ISLAMABAD - The United States has promised to help defuse Pak-India tension as Islamabad and Washington work as a team for peace talks with the Afghan Taliban, officials said. Senior officials at the foreign ministry told The Nation that Islamabad had been pushing Washington to press India for peace with Pakistan. One official said: “Washington has promised to help. They will use their influence (in India) to bring India to the talks table and stop bloodshed in Kashmir.”

Another official said the US was happy with Pakistan’s help for Washington’s direct talks with the Afghan Taliban and “we have told them we also need peace on the eastern border (with India).” He added: “The US has asked us (Pakistan) to continue work on Afghan Taliban while they (the US) use their good offices to tame India.” This week, Prime Minister Imran Khan telephoned United Nations Secretary General Antonio Guterres urging him to take notice of grave human rights violations in occupied Kashmir. “The Prime Minister also underscored UN’s role to end human rights violations being perpetrated by occupied Indian forces against Kashmiris,” said an official statement.

Earlier, president’s rule was imposed in the held Kashmir after Indian President Ram Nath Kovind’s approval. After six months of Governor’s Rule which expired on December 19, 2018, the occupied valley will now be under President’s Rule. The President’s rule was first imposed in the state in 1986, whereas the previous instance of President rule was 22 years ago.

The union cabinet headed by Prime Minister Narendra Modi took the decision this week after Governor Satya Pal Malik sent a report to the central government recommending imposition of President’s rule in the state. Curfew-like restrictions continued across occupied Kashmir earlier this week following a renewed wave of killings by Indian troops. Last week, Indian forces killed 10 youth in Pulwama district, sparking protests by residents which led to two more young people being killed and several others getting injured. Indian atrocities in the valley have left tens of thousands of people dead since 1989 — most of them civilians. But this year has been the deadliest since 2009, with more than 500 people killed so far. Authorities said last week that incidents of violence were on track to double this year compared to 2017.

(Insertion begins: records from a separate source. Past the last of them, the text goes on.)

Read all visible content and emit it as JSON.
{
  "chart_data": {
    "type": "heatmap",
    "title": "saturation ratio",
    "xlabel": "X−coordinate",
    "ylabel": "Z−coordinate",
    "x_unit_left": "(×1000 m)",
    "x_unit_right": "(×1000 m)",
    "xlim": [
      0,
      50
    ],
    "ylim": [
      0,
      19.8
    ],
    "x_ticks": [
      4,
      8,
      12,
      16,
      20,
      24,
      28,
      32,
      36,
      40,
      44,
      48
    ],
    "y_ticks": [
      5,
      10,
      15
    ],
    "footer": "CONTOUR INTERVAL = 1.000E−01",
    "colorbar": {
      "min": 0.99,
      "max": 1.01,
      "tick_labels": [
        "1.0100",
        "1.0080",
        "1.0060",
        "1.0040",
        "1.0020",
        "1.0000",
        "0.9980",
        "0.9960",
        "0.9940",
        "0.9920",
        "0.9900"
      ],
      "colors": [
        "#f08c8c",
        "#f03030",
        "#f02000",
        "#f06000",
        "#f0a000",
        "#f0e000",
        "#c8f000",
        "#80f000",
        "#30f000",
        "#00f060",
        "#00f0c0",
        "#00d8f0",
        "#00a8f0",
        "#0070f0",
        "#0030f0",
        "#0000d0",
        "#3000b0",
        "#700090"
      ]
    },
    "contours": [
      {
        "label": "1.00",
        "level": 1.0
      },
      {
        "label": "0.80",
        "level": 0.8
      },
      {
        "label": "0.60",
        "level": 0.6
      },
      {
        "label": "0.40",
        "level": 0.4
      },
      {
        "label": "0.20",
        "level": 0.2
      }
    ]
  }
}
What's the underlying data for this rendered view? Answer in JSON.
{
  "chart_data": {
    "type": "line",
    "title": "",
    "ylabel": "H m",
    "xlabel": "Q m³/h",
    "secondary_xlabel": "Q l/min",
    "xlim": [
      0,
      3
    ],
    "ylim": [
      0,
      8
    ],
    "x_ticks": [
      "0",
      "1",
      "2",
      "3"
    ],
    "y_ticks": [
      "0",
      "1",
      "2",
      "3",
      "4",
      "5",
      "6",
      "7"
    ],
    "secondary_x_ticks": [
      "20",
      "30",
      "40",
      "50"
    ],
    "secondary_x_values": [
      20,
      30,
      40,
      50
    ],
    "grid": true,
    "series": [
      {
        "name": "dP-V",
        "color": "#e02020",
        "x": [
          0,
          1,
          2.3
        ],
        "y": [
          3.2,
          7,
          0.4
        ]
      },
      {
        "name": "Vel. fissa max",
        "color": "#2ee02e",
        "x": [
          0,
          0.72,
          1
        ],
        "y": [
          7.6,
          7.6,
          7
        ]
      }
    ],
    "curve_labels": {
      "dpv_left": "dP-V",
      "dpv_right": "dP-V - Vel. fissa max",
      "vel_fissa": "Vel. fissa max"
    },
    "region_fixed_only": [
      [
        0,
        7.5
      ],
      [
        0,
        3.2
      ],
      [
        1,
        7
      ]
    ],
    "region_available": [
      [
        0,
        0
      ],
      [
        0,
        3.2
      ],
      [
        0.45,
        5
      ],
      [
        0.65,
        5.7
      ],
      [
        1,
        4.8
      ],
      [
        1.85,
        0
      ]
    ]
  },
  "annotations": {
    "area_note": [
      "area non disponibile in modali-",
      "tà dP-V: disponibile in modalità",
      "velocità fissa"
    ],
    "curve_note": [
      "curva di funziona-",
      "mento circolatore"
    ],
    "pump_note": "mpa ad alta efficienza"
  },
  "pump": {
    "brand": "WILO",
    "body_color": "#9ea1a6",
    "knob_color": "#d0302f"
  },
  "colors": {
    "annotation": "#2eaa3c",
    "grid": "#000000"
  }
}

The bloodshed in Kashmir has infuriated Pakistan as it urged the international bodies to intervene. Foreign Office Spokesperson Dr Mohammed Faisal said Pakistan had offered a comprehensive roadmap to India for dialogue in which all matters were to be discussed. “The offer was made by the Prime Minister of Pakistan, our highest office. You all know how India responded to that,” he said. The spokesperson condemned the Indian brutalities in held Kashmir. “Pellet guns and force is being used against the Kashmiris.” He said India was using force to suppress the voice of the Kashmiris.” He said India should give access to international organisations to investigate the atrocities being carried out in Kashmir.

Faisal called upon India to allow the UN Military Observer Group on India and Pakistan to monitor the situation on Line of Control and Working Boundary. Pakistan, he said, had also written letters to the Secretary Generals of the United Nations and the Organization of Islamic Cooperation and a meeting of Contact Group on Kashmir will also be held soon. This year, Indian army chief Bipin Rawat came up with irresponsible statements as he backed PM Narendra Modi-led government’s decision of declining Pakistan’s offer to initiate dialogue. General Rawat rehashed the old mantra that terrorism and talks could not go hand in hand.

The Indian ministers also came with hostile statement and ultimately, India declined to let its external affairs minister Sushma Sawaraj meet Pakistani counterpart Shah Mehmood Qureshi on the sidelines of the United Nations General Assembly in September.

US itself has on a number of times advocated peace between Pakistan and India for stability in the region.